How to overlap backward and communication?

stgzr · November 28, 2018, 3:34am

I am trying to train a CNN distributedly. As the data-parallel nodes increases, the communication time gets longer. So I think overlap backward() and all_reduce() is a good way to reduce communication time. But I wonder how could I do this. Is there an easy way to do so?
My PyTorch version is 0.4.0.

albanD · November 28, 2018, 10:23am

Hi,

The version of DP in master should already start doing the all_reduce of each parameter as soon as it’s gradient is computed. Effectively overlapping the rest of the backward and the communication.

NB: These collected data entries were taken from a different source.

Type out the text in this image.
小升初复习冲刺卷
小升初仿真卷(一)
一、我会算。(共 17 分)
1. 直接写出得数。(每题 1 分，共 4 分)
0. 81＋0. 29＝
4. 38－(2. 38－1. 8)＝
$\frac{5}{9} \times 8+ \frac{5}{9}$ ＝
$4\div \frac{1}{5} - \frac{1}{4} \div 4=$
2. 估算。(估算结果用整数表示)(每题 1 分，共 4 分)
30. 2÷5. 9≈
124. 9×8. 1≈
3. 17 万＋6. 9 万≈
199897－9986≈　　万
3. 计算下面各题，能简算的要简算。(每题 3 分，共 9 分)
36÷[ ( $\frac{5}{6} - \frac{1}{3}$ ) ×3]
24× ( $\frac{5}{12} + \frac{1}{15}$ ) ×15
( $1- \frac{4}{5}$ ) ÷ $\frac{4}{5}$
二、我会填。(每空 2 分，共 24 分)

stgzr · November 29, 2018, 3:30am

Thank you!
BTW, does the version 1.0rc1 aleady have the effective overlapping features?
Could I just use the code below instead of DP module to do an overlapping operation?

loss.backward()
dist.all_reduce(flatten_grads)

albanD · November 29, 2018, 10:39am

Yes the nightly build will have that.
The code in the new DP is better than that as the all_reduce will start before the end of the backward() call.

stgzr · January 4, 2019, 2:15am

Thanks. I tried several methods but I cannot get any improvements in PyTorch v1.0. So could you describe more details or code examples so that I can use this features?